Do You Believe in Magic? Topol, Offit on Alternative Medicine

; Paul A. Offit, MD

Disclosures

October 02, 2013

In This Article

The Oprah Effect

Dr. Topol: Another part of the story that seems to have had a big impact in the United States is the Oprah effect of creating monsters, if you will -- although you didn't use that term, I don't think. But there are 3 physicians that she kind of brought to the floor. We are going to talk about celebrities in a minute, but Oprah brought 3 physicians to the forefront: Mehmet Oz, Andrew Weil, and Deepak Chopra. And it seems like all 3 of them, as you reviewed in your book, had a big amplification of their impact -- if not even the beginning of their stardom -- with Oprah. Do you want to comment about that?

Dr. Offit: Oprah has a tremendous stage, and she has been very good about many things -- especially, for example, getting this country to read more than they would have otherwise. She is a sympathetic figure who likes to promote people whom she views as potential victims, and in that way she has been very good.

But with regard to science and medicine, she has been pretty awful. She was on the cover of Newsweek with a picture that made her look frankly a little crazy -- and it read just that. [Editor's note: The cover story of the June 8, 2009, issue of Newsweek was "Crazy Talk: Oprah, Wacky Cures, & You."] It was sort of Oprah's crazy science. She gave birth to Jenny McCarthy in many ways and Jenny McCarthy's notions that vaccines could cause autism. And she has given birth to Deepak Chopra -- certainly launched Deepak Chopra and such people as Mehmet Oz -- and she likes at some level the guru phenomenon.

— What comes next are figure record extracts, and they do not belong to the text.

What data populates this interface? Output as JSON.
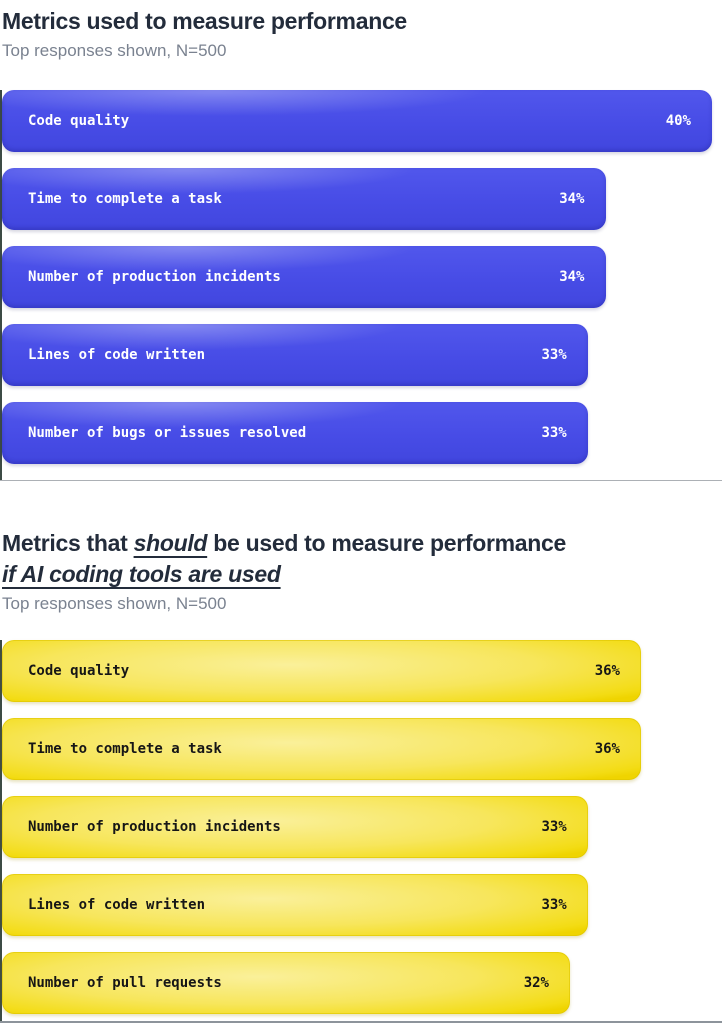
{
  "section1": {
    "title": "Metrics used to measure performance",
    "subtitle": "Top responses shown, N=500"
  },
  "section2": {
    "title_prefix": "Metrics that ",
    "title_emph": "should",
    "title_rest": " be used to measure performance",
    "title_line2": "if AI coding tools are used",
    "subtitle": "Top responses shown, N=500"
  },
  "colors": {
    "blue_bar": "#474CE6",
    "yellow_bar": "#F5E140",
    "title_text": "#232C3B",
    "subtitle_text": "#7A8290",
    "blue_bar_text": "#FFFFFF",
    "yellow_bar_text": "#161616",
    "axis_line": "#3C4B45",
    "divider": "#ACB0B5"
  },
  "chart_data": [
    {
      "type": "bar",
      "orientation": "horizontal",
      "title": "Metrics used to measure performance",
      "subtitle": "Top responses shown, N=500",
      "categories": [
        "Code quality",
        "Time to complete a task",
        "Number of production incidents",
        "Lines of code written",
        "Number of bugs or issues resolved"
      ],
      "values": [
        40,
        34,
        34,
        33,
        33
      ],
      "unit": "%",
      "value_labels": [
        "40%",
        "34%",
        "34%",
        "33%",
        "33%"
      ],
      "xlim": [
        0,
        40
      ],
      "grid": false,
      "legend": false,
      "bar_color": "#474CE6",
      "label_position": "inside"
    },
    {
      "type": "bar",
      "orientation": "horizontal",
      "title": "Metrics that should be used to measure performance if AI coding tools are used",
      "subtitle": "Top responses shown, N=500",
      "categories": [
        "Code quality",
        "Time to complete a task",
        "Number of production incidents",
        "Lines of code written",
        "Number of pull requests"
      ],
      "values": [
        36,
        36,
        33,
        33,
        32
      ],
      "unit": "%",
      "value_labels": [
        "36%",
        "36%",
        "33%",
        "33%",
        "32%"
      ],
      "xlim": [
        0,
        40
      ],
      "grid": false,
      "legend": false,
      "bar_color": "#F5E140",
      "label_position": "inside"
    }
  ]
}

I think that is what Oz and Chopra and Weil all have in common. They sort of present this notion of medicine as a guru, sort of, "Listen to me." And medicine is not that. I mean, science is viewed by some as distant, technological, and cold. What people like Oprah, and like Oz, Chopra, and Weil, do is imbue their medicine with a kind of spirituality. It becomes a matter of them and their personality rather than the data, which is always a little dangerous.

Dr. Topol: Why do you think they are so successful? Is there just this extraordinary need to have the wise leader and the spirituality? Is there a craving for that out there? What do you think is the real underpinning?

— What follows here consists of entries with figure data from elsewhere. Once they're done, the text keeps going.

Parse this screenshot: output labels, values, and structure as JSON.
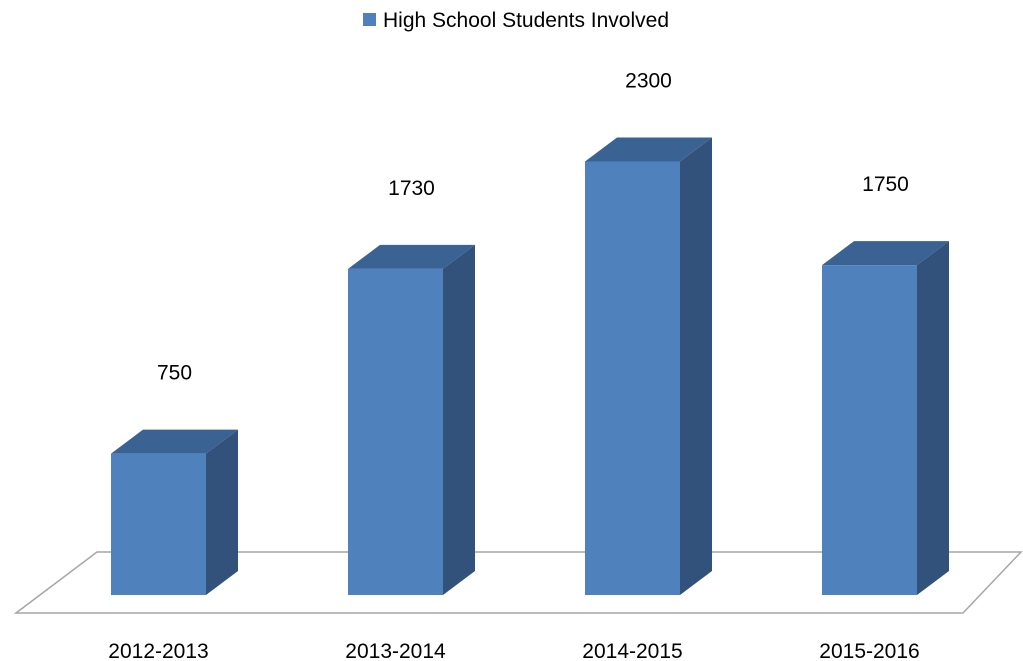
{
  "chart_data": {
    "type": "bar",
    "style": "3d-column",
    "title": "",
    "xlabel": "",
    "ylabel": "",
    "categories": [
      "2012-2013",
      "2013-2014",
      "2014-2015",
      "2015-2016"
    ],
    "series": [
      {
        "name": "High School Students Involved",
        "values": [
          750,
          1730,
          2300,
          1750
        ]
      }
    ],
    "value_labels": [
      "750",
      "1730",
      "2300",
      "1750"
    ],
    "legend_position": "top",
    "grid": false,
    "show_y_axis": false,
    "ylim": [
      0,
      2500
    ]
  },
  "colors": {
    "bar_front": "#4F81BD",
    "bar_top": "#3A6293",
    "bar_side": "#32527B",
    "floor_stroke": "#A6A6A6",
    "text": "#000000"
  }
}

Dr. Offit: I think that is it. I don't know if you remember the TV show Star Trek, but there was the doctor on that show -- Bones McCoy. He would take this scanning device, and he would scan up and down, look on that device, and that was the diagnosis. It was immutable. It was clear. There wasn't any question about it, and that is just not medicine.

With medicine, we certainly will know far more 100 years from now than we know now. There is much about medicine that stymies us, but that is not these guys. People like Oz and Chopra and Weil have a certain surety and immutability that I think is very attractive because the fact is that medicine does have limits, and yet that is all we have right now. They sort of go to a level beyond that, and I think that is extremely attractive.

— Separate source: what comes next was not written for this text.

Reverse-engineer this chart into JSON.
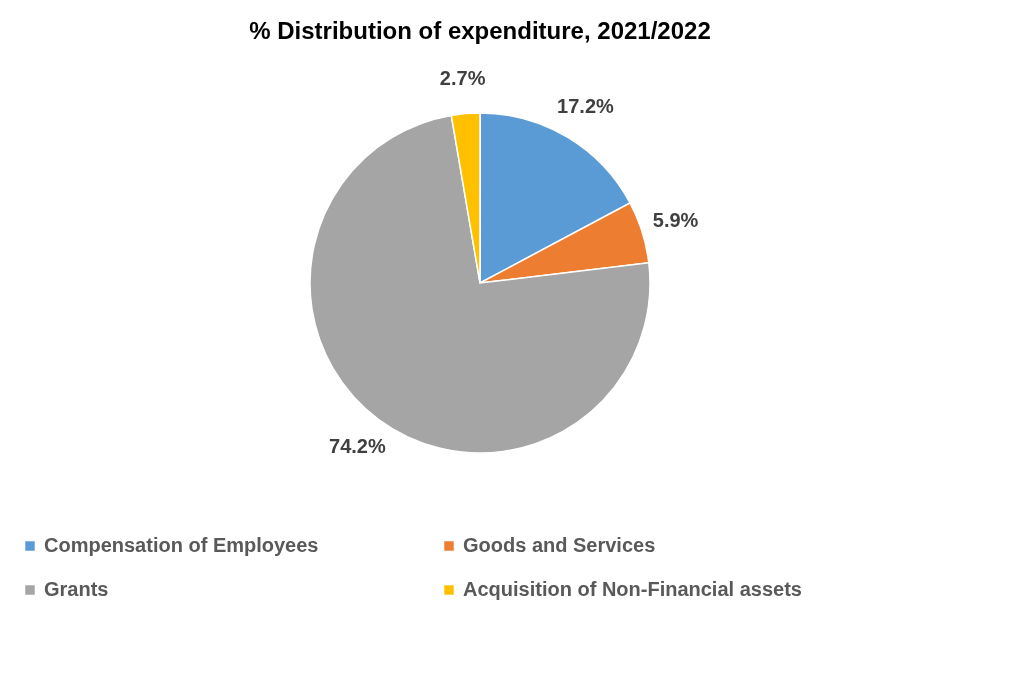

People will say you can't trust science because, for example, one study will show one thing, and then that study will be shown to be incorrect. And you and I would argue that that is good. That means that science is self-correcting. We can take a textbook and throw it over our shoulder without a backward glance as we get more and more information, but to some people that mutability and fluidity is viewed as disconcerting. They want something that is surer, and these people provide that in their books. You look at Andrew Weil's books. He tells you how to be a friend, he tells you how to make low-fat salad dressing, he tells you how to live your life -- and that is attractive.

A Look at Fish Oil

Dr. Topol: You gave a pass to certain things in your book, which I was a little surprised about. For example, you were kind to fish oil. And you probably saw the big paper in the New England Journal of Medicine ? It was a big Italian study that showed that fish oil didn't do anything for preventing heart disease. Would you revise? Would you be a little tougher on fish oils if you were to get the most updated information, or do you still think there is a place for fish oil?

Dr. Offit: Absolutely. Harper Collins is the publisher; it is a big publisher. This book was written a year and a half ago, so it takes a while to get those books out. I absolutely would revise it, and there were some recent studies that showed that at least the antioxidant part of omega-3 fatty acids actually could increase your risk for such things as cancer, so I absolutely would revise it. That is the problem with books -- they are written at a specific point in time.